Consider an instruction pipeline with five stages without any branch prediction: Fetch Instruction (FI), Decode Instruction (DI), Fetch Operand (FO), Execute Instruction (EI) and Write Operand (WO). The stage delays for FI, DI, FO, EI and WO are 5 ns, 7 ns, 10 ns, 8 ns and 6 ns, respectively. There are intermediate storage buffers after each stage and the delay of each buffer is 1 ns. A program consisting of 12 instructions I1, I2, I3, …, I12 is executed in this pipelined processor. Instruction I4 is the only branch instruction and its branch target is I9. If the branch is taken during the execution of this program, the time (in ns) needed to complete the program is :
1. 165
2. 190
3. 215
4.328

Answer 1

The Branch instruction is avail at Execution state which is the 4th stage of pipeline.
So From I1 to I7 instruction are fetched coz I7 FI overlap with the EI of I4 here branch instruction is known so it transfer the control to I9 skipping I8 therefore I9 FI overlap with I4 WO.
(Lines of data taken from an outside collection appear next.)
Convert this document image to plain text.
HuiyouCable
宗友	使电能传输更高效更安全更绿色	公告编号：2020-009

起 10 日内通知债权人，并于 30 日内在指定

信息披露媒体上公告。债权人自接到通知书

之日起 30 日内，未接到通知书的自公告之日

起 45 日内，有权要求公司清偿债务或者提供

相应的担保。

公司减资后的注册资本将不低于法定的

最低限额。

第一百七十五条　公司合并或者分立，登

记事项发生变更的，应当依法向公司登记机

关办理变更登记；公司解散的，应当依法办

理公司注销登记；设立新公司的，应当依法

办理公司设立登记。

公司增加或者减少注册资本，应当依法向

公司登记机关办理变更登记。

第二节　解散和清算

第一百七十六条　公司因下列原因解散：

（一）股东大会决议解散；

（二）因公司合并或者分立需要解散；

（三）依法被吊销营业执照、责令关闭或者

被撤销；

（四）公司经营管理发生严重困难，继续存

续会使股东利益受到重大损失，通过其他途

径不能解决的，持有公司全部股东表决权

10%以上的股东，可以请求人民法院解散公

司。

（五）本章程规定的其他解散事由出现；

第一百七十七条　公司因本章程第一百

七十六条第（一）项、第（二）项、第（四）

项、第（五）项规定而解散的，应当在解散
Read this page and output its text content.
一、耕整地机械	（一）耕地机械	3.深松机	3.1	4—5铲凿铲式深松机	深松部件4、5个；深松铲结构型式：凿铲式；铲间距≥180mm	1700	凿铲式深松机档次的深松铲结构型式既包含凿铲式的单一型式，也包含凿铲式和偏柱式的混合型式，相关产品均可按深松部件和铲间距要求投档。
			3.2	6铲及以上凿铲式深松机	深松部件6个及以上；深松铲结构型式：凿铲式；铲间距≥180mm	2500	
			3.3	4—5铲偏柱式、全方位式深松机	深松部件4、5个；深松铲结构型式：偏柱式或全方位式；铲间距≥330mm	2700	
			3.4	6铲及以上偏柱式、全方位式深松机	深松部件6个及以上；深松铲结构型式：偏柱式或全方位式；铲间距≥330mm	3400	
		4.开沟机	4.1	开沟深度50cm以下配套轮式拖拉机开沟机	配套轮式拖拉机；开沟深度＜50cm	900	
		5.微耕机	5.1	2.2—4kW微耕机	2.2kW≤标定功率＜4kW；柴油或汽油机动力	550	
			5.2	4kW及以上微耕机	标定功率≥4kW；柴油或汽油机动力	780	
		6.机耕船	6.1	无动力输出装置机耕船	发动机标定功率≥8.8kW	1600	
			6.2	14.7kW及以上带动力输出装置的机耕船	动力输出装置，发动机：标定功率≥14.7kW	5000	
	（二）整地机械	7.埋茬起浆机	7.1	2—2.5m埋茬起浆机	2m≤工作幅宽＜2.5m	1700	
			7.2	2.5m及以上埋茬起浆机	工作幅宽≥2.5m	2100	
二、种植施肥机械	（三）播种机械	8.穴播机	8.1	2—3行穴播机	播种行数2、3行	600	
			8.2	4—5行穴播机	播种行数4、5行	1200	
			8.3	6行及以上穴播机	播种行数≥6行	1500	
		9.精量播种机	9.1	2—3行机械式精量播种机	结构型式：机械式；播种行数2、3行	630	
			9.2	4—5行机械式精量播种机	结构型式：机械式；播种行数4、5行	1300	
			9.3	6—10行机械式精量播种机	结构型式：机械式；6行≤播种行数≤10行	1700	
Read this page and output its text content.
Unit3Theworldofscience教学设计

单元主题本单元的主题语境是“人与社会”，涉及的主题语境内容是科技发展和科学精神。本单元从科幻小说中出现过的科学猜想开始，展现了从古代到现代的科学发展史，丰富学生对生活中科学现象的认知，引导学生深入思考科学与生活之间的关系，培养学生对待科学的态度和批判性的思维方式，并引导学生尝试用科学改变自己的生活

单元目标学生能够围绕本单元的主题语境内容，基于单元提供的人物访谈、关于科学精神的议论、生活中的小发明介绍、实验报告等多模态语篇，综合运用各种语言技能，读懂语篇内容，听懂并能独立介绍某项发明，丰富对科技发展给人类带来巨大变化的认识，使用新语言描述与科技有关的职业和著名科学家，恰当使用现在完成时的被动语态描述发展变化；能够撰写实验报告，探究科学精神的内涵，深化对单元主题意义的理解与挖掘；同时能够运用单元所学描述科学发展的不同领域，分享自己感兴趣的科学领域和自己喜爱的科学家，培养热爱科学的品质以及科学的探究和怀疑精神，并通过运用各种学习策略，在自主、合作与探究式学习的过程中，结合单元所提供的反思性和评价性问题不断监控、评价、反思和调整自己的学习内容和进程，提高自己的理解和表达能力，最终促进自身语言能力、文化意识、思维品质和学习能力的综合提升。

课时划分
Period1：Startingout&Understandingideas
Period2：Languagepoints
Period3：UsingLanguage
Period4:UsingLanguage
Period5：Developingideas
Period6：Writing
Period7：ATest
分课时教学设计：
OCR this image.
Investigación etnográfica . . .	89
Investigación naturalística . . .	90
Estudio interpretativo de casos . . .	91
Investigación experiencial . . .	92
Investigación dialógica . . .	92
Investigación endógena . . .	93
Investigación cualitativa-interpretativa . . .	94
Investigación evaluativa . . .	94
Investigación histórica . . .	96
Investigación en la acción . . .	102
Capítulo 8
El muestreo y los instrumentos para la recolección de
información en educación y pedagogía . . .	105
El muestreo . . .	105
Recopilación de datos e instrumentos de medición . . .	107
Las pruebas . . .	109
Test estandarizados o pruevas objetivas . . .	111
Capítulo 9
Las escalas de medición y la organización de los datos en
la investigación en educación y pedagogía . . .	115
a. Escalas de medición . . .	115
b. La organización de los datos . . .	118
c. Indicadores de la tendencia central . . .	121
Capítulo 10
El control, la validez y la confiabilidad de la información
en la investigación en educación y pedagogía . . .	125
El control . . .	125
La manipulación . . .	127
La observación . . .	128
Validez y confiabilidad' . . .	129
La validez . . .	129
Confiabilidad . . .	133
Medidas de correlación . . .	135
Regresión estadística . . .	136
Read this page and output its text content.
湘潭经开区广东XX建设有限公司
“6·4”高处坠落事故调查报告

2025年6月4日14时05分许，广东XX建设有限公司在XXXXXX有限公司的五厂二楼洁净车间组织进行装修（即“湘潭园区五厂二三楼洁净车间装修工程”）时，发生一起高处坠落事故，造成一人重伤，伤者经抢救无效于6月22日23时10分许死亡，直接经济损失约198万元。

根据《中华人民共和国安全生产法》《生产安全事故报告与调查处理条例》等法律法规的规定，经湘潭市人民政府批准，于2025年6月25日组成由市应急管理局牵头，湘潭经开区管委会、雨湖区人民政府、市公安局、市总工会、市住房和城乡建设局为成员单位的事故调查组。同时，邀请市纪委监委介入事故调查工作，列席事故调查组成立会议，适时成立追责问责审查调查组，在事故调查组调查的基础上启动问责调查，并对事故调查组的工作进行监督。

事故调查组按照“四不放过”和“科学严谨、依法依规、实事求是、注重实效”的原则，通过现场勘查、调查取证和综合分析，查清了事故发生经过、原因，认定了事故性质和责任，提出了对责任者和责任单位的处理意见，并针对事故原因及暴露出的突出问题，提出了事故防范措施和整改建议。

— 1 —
So total instruction Fetched = 11
using (k+n-1)tp = > (11+5-1) (10+1) = 165ns

Answer 2

All instructions before I4 will be pipelined & then I9-I12 will be pipelined so .  Tp = maxt + delay = 11

T = (n1-1+n2-1+2*k)*Tp  , n1 is first 3 instruction and n2 is 4 instructions from 9-12 , k is total stages in pipeline

T = (3+4-2+2*5)*11 = 15*11 = 165